Two butterflies and two new books read!
They're identical. I debated moving the fabrics around a little, but decided it was best to just let it be. To me, the variety would be fun, but to others, it can be jarring (like the one time I put a single yellow leaf in an otherwise all-green leaf quilt!)
I have cut pieces for the two purpley butterflies, but time flew (hahaha) yesterday and I wasn't able to start sewing before work. Soon I hope! (Not today - lots to do before work, though the list IS getting smaller.)
And then I read a bunch.
Two from the new batch, but that's now the random book selection goes sometimes.
This book was very good. A plane full of people goes through some turbulence in a rare-for-its-intensity storm on a Paris to New York flight, but land with a little damage to the plane and some upset stomachs. In March.
At the start of the book we meet a number of these passengers and learn of their lives.
Three months later, in June, the exact same plane, like a carbon copy, comes through the storm into beautiful sunlight and requests to land. Same people, same crew, same luggage, everything. They are rerouted to New Jersey, accompanied to land by military jets and the whole shebang are quarantined at an Air Force base while the powers that be figure out what to do with them.
Scientists, doctors, religious leaders and, of course, government officials are gathered hastily to put together a "what do we do now?" team. The scientists put together three theories of how this could happen, and the book seems to continue, without directly saying so, supposing one of them is true. The doctors work with the people. The religious leaders have a debate that is interesting, but doesn't seem to help. And the government people? Well...I guess they make final decisions.
(Funny, though, that the author portrays the American president (author is French) as a buffoon who says little, but what he does say makes an impact. On me, at least. Published in 2020, the events take place in 2021, and the president is never named (other world leaders are, as this is an international flight and they need to be alerted to the holding of their citizens), anyone who has been paying attention to things will probably guess who the author assumes will have been reelected by then...)
My only complaint is that there is a LOT of character development for a LOT of characters. It seems unnecessary, but midway through the book, one of the passengers, an author himself, wonders how many characters an author can get away with introducing before readers are unhappy. So it seems the author has a good sense of humor.
Eventually things are resolved and we think all is well and life will go on.

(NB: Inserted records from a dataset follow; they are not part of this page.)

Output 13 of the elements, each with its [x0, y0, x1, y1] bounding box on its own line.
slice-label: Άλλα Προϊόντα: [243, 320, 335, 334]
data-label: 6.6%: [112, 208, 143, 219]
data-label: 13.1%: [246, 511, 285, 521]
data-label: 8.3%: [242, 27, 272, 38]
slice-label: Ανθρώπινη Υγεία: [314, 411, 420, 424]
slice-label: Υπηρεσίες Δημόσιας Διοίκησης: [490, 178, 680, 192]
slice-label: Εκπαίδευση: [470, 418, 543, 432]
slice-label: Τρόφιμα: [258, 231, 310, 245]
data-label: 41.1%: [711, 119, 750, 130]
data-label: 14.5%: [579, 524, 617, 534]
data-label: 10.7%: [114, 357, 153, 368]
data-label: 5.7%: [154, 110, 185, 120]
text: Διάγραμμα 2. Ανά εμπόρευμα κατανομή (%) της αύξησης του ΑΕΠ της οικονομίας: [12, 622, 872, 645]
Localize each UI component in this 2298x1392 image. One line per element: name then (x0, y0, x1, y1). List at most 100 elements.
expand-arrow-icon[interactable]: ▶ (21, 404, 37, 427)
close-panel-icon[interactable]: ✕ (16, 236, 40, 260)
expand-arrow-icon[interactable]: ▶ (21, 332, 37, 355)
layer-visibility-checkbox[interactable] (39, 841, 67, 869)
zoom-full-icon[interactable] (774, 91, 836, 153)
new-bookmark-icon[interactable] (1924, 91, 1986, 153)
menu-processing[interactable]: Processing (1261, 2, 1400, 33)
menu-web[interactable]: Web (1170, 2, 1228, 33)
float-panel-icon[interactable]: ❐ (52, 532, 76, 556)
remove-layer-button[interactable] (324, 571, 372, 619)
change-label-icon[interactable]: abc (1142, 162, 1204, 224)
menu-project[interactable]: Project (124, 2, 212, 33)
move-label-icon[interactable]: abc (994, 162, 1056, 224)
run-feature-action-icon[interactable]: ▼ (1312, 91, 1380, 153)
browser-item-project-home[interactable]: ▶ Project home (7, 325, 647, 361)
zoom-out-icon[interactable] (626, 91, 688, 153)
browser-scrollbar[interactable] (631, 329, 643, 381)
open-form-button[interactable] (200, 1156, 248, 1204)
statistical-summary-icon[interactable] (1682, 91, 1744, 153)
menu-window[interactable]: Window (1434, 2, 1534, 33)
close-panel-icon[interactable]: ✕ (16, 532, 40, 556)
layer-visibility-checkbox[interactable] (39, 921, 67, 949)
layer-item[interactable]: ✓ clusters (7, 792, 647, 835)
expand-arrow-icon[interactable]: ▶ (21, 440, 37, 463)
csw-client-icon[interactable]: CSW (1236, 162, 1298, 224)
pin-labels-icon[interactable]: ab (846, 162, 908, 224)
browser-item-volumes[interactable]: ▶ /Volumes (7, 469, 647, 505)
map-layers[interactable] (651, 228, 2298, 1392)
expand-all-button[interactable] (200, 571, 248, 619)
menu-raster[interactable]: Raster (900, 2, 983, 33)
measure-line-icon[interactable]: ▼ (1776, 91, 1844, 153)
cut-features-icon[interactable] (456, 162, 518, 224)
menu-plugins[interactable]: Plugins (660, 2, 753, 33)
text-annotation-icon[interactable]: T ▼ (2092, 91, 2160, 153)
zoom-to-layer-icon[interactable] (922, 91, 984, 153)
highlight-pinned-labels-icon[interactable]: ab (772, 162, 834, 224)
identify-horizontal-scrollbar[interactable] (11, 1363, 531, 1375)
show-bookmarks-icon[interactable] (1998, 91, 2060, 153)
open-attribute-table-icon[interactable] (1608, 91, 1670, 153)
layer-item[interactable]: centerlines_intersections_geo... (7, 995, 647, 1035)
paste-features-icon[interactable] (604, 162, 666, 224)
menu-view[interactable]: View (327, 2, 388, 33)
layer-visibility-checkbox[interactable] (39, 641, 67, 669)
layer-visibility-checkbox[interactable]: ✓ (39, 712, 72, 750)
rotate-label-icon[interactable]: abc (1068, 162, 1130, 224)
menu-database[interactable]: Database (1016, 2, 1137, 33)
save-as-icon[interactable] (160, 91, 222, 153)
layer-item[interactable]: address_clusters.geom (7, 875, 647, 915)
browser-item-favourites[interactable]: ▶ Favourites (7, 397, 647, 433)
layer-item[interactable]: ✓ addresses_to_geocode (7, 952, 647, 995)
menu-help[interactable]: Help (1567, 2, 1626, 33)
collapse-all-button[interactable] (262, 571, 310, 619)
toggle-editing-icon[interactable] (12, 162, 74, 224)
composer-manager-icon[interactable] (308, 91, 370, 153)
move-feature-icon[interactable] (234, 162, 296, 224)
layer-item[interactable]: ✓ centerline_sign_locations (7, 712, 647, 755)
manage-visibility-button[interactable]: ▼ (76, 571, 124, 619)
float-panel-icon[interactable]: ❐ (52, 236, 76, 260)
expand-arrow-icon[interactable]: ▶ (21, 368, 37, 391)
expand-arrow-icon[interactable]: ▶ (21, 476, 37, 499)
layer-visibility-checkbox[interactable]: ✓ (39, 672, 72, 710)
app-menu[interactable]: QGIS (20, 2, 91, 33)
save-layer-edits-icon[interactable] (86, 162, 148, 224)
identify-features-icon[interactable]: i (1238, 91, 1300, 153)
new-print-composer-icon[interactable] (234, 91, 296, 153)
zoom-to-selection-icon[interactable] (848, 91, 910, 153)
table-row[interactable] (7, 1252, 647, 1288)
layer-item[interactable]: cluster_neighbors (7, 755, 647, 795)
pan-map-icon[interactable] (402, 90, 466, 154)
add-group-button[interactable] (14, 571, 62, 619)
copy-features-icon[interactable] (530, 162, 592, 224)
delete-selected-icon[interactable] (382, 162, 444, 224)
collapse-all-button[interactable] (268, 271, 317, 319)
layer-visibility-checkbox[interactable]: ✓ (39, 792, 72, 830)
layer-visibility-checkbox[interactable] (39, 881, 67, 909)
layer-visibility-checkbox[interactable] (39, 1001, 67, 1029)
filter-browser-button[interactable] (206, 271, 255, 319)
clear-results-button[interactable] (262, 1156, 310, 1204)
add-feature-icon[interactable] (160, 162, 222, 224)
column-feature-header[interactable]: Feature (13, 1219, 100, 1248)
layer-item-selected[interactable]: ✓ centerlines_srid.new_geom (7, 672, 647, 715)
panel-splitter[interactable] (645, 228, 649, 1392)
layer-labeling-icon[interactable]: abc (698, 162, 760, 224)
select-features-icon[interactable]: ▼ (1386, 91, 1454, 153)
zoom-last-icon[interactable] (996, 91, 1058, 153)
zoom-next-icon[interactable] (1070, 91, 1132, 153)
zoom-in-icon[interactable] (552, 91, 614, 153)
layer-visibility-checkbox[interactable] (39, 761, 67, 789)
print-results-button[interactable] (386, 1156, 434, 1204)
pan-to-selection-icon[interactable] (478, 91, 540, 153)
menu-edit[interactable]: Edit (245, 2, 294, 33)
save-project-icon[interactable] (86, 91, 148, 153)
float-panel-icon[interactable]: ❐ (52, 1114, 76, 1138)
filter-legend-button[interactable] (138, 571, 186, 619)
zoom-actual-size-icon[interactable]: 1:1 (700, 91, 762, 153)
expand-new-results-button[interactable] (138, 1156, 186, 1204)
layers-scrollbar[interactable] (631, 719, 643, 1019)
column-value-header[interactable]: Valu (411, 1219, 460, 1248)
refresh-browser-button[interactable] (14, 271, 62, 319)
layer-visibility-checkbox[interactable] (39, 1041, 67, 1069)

And then the last chapter happens...
And then there was this one, I read in a single day, as it's only about 120 pages.
This is the story of Japanese immigrants coming to the US. The blurb says it's the women, but it includes the whole families, as those develop.
But it is not told as the story of a family (or single character) or two. Every sentence is a statement of what one person did/saw/had happen. Each one is different. Each one is a different experience, but collectively, they form a story of a group of people.
Each chapter deals with a different part of life - the journey over as "picture brides," marriage, parenthood and eventually the evacuation to camps during World War II.
Often it seems sad, but maybe I focused on the sad sentences too much. Or maybe it was just because coming to a country with such different ways of doing everything made it hard for them and that's what seemed sad.
It was good and made me see some things I hadn't thought about for immigrants and their families. It didn't go into detail about the camps - it left off with them leaving on trains - but I expect more books have been written about that and this was everything else.
And now I must go finish the cupcakes for a coworkers birthday. I've done this for a few years now and recently he's taken a keyholder position, but is being worked half to death (we're short-handed in the keyholder division...well, also the non-keyholder division too) and I want even more this year to do something nice for the kid. I baked them last night, so they just need some icing and fancy-making for toppings.